13. Andre Iguodala - Philadelphia 76ers
Talent may not grow on trees, but it does grow on Andre Iguodala. While he is known for his steals and high flying dunks, AI2 is capable of filling a stat sheet on any given night. Last year's numbers hinted at the promise to come: 12.3 points, 5.9 rebounds, 3.1 assists, 1.7 steals and 0.7 threes per game to go with 50 percent shooting from the field and 75.4 percent shooting from the line. What's holding him back? The fact that he is the third option behind notorious gluttons Allen Iverson and Chris Webber. If his teammates looked for him more often, Iguodala would score much more frequently. Draft him for his all-around contributions and hope that either by injury or game plan he gets more looks on offense.
Bottom Line: Even if he remains the third option for the bulk of the season, his ability to rebound, steal and shoot a high percentage will endear Iguodala to his owners.

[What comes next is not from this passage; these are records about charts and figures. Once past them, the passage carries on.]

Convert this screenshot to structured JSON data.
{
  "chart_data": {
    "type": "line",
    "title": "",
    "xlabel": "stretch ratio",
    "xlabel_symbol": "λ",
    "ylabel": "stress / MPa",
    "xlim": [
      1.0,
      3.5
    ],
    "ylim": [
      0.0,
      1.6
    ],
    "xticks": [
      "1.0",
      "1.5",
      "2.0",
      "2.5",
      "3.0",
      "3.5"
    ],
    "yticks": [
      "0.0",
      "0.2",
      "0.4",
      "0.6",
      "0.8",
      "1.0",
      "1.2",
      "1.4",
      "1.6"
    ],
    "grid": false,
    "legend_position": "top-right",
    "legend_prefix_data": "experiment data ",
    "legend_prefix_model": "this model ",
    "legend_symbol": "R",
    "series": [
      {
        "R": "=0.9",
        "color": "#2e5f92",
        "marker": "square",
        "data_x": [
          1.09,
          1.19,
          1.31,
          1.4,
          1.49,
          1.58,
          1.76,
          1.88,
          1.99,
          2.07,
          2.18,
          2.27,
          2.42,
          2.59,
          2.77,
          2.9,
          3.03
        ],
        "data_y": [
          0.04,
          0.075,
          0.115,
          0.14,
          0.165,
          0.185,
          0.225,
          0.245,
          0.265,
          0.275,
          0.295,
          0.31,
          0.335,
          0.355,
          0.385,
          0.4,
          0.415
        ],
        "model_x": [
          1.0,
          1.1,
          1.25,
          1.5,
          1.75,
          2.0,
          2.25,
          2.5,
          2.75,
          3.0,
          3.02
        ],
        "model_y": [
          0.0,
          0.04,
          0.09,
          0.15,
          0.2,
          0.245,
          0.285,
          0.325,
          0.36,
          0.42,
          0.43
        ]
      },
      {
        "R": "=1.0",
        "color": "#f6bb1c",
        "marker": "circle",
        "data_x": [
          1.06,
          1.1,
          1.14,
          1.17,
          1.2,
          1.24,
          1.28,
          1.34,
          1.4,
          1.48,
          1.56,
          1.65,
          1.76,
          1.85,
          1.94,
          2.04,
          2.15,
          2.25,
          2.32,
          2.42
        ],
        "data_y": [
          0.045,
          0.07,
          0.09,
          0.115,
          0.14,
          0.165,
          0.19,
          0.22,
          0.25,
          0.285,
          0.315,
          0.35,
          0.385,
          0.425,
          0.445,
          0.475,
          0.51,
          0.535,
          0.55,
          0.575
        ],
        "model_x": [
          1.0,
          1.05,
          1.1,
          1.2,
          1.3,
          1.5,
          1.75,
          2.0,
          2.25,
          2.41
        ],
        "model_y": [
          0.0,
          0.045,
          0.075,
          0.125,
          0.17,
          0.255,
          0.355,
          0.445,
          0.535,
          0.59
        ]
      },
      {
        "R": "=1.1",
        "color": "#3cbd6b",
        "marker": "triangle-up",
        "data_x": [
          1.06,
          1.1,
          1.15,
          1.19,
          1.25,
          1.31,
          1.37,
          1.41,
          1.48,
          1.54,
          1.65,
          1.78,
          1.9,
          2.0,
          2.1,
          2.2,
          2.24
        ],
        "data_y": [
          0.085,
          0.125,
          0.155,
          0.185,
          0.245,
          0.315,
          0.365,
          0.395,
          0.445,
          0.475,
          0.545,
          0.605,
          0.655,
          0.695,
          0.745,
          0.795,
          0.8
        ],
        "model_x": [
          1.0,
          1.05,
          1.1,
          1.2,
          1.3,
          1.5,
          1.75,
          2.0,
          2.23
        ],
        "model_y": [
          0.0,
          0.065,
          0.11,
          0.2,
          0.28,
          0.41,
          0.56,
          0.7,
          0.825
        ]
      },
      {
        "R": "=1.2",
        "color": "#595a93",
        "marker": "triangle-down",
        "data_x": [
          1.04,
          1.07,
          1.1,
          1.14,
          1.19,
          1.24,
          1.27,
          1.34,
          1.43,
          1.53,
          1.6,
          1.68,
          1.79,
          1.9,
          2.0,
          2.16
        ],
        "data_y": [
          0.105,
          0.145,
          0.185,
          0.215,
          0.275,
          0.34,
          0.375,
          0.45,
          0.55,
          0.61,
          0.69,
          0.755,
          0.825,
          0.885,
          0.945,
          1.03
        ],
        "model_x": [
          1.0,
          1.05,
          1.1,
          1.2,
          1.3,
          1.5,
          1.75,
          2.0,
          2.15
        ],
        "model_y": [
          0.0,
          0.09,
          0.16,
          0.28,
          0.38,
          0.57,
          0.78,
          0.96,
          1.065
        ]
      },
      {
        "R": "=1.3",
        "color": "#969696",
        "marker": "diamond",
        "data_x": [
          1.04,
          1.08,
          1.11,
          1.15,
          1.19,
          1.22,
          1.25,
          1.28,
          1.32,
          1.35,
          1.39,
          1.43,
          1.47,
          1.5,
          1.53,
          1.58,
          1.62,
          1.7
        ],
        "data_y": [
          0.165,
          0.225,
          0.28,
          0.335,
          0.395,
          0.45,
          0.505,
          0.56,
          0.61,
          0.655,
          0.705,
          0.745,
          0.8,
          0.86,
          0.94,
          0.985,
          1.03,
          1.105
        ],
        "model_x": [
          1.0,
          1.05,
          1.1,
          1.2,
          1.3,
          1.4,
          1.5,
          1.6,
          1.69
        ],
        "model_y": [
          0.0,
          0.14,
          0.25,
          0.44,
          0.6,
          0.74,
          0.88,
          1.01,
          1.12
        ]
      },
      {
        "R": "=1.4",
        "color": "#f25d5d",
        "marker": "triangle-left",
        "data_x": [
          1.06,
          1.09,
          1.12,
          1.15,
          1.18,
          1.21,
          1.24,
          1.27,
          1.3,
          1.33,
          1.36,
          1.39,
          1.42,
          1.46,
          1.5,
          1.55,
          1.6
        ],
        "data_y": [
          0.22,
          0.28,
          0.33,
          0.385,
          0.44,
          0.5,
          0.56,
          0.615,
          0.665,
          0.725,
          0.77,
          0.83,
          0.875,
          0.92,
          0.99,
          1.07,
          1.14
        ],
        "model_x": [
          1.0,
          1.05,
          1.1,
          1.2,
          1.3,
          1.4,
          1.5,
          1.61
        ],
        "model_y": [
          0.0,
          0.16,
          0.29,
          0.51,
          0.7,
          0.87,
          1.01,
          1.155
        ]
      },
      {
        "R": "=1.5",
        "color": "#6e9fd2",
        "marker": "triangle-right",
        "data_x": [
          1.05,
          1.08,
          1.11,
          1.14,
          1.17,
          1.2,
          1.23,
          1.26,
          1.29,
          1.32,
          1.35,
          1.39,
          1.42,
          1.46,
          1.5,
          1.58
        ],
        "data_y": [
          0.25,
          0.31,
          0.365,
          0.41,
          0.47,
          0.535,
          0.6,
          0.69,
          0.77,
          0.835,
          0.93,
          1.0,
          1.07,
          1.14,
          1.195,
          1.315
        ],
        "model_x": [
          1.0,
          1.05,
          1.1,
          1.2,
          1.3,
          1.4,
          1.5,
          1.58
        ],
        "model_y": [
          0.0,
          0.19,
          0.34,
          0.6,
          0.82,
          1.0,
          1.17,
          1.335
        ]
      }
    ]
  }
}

14. Ricky Davis - Minnesota Timberwolves
Ricky started 68 of his 78 games at shooting guard last season and the rest at small forward. This year will be different. With Randy Foye ripping up the summer leagues, Davis shifts to small forward. The fantasy impact is minor. Ricky's splits between the two positions are nearly identical. With gunners like Foye and Mike James on board, Ricky could lose a few shot attempts. His assists should continue to delight at around five per game. He totaled more assists (394) than anyone on this list not named LeBron or Lamar. With fewer shot attempts, his field goal percentage could rise as that has been the case historically with Davis. If you draft Ricky, you'll get a high teens scorer who drops dimes like rhymes and shoots good percentages.
Bottom Line: Ricky may lose a few shot attempts with Randy Foye and Mike James joining the Timberwolves, but his assists and shooting percentage should rise. Ricky is an excellent option for assists and scoring and will provide steals and some threes as well.
15. Morris Peterson - Toronto Raptors
Coming off of his best professional season, Morris Peterson should see a little more love from fantasy owners come draft day this year. With Chris Bosh getting double-teamed so often, Peterson took advantage of the open space outside and averaged 16.8 points, 2.2 threes, 4.7 rebounds and 1.3 steals per game. His field goal percentage (.436) was very solid for a player who attempted as many threes as he did. Peterson is also money from the line (.820). With a drive and dish point guard like T.J. Ford now on the Raptors and Chris Bosh commanding even more attention from opposing defenses, Peterson will again be a fine option for points, threes and steals.
Bottom Line: Mo Pete has finally achieved the consistency his owners craved. His numbers really took off toward the end of last year. If his minutes reach the upper 30s, he could approach 20 points per game.